28apr 20Nieuwsbrief mei 2020

In deze COVID-19 periode met social distancing als de norm doet het krijgen van een brief, een telefoon of het voeren van een video chat of –conferentie deugd.   Op 25 april, de dag waarop de VVK voorjaarsvergadering in Brugge had moeten doorgaan heeft er een videoconferentie plaatsgevonden tussen het VVK bestuur en de Vlaamse pediatrische diensthoofden van universitaire en regionale ziekenhuizen.  Het werd een boeiende, gestructureerde vergadering waarin verschillende aspecten van de COVID-19 crisis besproken werden.

Eerst en vooral werden de verschillende door de regering geplande financiële  steunmaatregelen in verband met de COVID-19 crisis belicht.  Het gaat o.a. zowel om een hinderpremie, een overbruggingsrecht, de mogelijkheid tot uitstel van de betaling van belastingen als om speciale nomenclatuurnummers voor triage en teleconsult zowel voor (kinder)artsen als voor kinderneurologen.   Een overzicht van de verschillende maatregelen en de voorwaarden om hieraan te voldoen vindt u via deze link.  Op de RIZIV website vindt u de aanpassingen voor de accrediteringsaanvraag.  Tot slot kan de vergoeding van de stagemeester voor 2019 nu via de RIZIV website aangevraagd worden.

In de interactieve discussie werd veel aandacht besteed aan de huidige toestand in de Vlaamse kinderafdelingen en de problemen die ervaren worden.   De opnames op de kinderafdelingen, de dagziekenhuizen en het aantal kinderen op spoed zijn nagenoeg tot een tiende herleid.   Er werden weinig kinderen opgenomen die COVID positief waren en de meeste daarvan waren ook niet ernstig ziek.   Aan de andere hand zijn er al schrijnende verhalen van collateral damage.   Dit zou men ook meer willen objectiveren aan de hand van het “Cocoda register” (Corona Colateral Damage) waaraan u vriendelijk wordt verzocht om deel te nemen. Alle pediatrische diensthoofden hebben een log-in voor dit register. U kan uw casus doorgeven aan uw diensthoofd om deze te registreren, of zelf een log-in aanvragen aan dr.deguchtenaere@gmail.com.

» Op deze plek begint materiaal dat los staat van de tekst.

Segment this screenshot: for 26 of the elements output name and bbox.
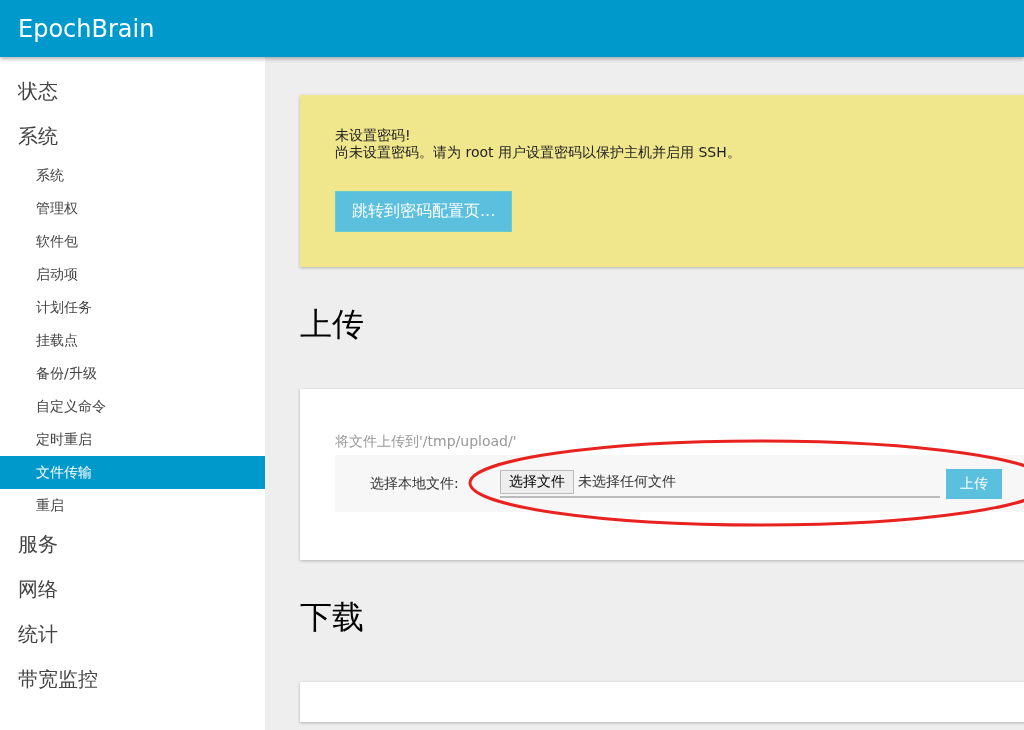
sidebar-item[interactable]: 状态: [0, 69, 265, 114]
file-status: 未选择任何文件: [578, 472, 676, 491]
sidebar-subitem[interactable]: 挂载点: [0, 324, 265, 357]
field-label: 选择本地文件:: [370, 474, 460, 493]
sidebar-item[interactable]: 统计: [0, 612, 265, 657]
sidebar-subitem[interactable]: 管理权: [0, 192, 265, 225]
sidebar-subitem[interactable]: 重启: [0, 489, 265, 522]
sidebar-item[interactable]: 服务: [0, 522, 265, 567]
warning-message: 尚未设置密码。请为 root 用户设置密码以保护主机并启用 SSH。: [335, 144, 742, 161]
section-heading: 上传: [300, 304, 365, 345]
app-title: EpochBrain: [18, 14, 155, 43]
sidebar-subitem[interactable]: 软件包: [0, 225, 265, 258]
sidebar-item[interactable]: 带宽监控: [0, 657, 265, 702]
choose-file-button[interactable]: 选择文件: [500, 469, 574, 494]
sidebar-subitem[interactable]: 自定义命令: [0, 390, 265, 423]
sidebar-subitem[interactable]: 定时重启: [0, 423, 265, 456]
file-input[interactable]: 选择文件 未选择任何文件: [500, 469, 940, 498]
sidebar-subitem[interactable]: 计划任务: [0, 291, 265, 324]
sidebar-subitem[interactable]: 备份/升级: [0, 357, 265, 390]
warning-title: 未设置密码!: [335, 127, 412, 144]
sidebar-item[interactable]: 系统: [0, 114, 265, 159]
section-heading: 下载: [300, 597, 365, 638]
sidebar-subitem[interactable]: 启动项: [0, 258, 265, 291]
sidebar-item[interactable]: 网络: [0, 567, 265, 612]
sidebar-subitem[interactable]: 系统: [0, 159, 265, 192]
upload-description: 将文件上传到'/tmp/upload/': [335, 433, 518, 451]
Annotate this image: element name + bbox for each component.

Veel tijd werd besteed aan het geleidelijk heropstarten van de klinische praktijkvoering, vermoedelijk vanaf 4 mei.   Vanuit de overheid werd gevraagd om een lijst op te stellen van dringende pathologie.   Een dergelijke lijst opstellen is evenwel onmogelijk.  Ze zal altijd onvolledig zijn en een bepaalde pathologie moet ook steeds in de context van het kind en van zijn gezin gezien worden.    Het is aan de kinderarts om professioneel en in eer en geweten te beslissen of zorg dringend of niet is.   Deze boodschap zal aan de overheid overgemaakt worden. 

Momenteel wordt de zorg vooral in twee stromen – infectieus en niet infectieus – georganiseerd.   Geleidelijk aan wil men dit onderscheid laten varen maar dit zal tijd vergen.  De angst bij ouders is immers zeer groot en zal eerst weggenomen moeten worden.    Er werden ook specifieke vragen o.a.  rond ontsmetting van materialen en meubilair na raadplegingen gesteld aan  de nationale pediatrische COVID-19 Task Force.   Zoals in de voorbije weken zult u hiervan geregeld een update ontvangen.   Men moet wel beseffen dat dit vaak om compromissen gaat en dat deze adviezen nog naar de lokale situatie moeten aangepast worden

Tot slot maakt het bestuur en alle diensthoofden kindergeneeskunde zich grote zorgen omtrent het nog niet opstarten van onderwijs voor de allerkleinsten.  Dit uitstel riskeert een negatieve invloed te hebben op hun ontwikkeling.    Gezien de kleuters en jonge kinderen ook weinig besmettelijk zijn is er ook geen wetenschappelijke basis om het herstarten van het kleuteronderwijs langer voor zich uit te schuiven.   De onredelijke angst van leerkrachten en vakbonden moet ontkracht worden zodat jonge kinderen alle kansen krijgen om zich verder te ontplooien.   Samen met de COVID-19 Task Force zal het VVK bestuur deze problematiek in de media brengen.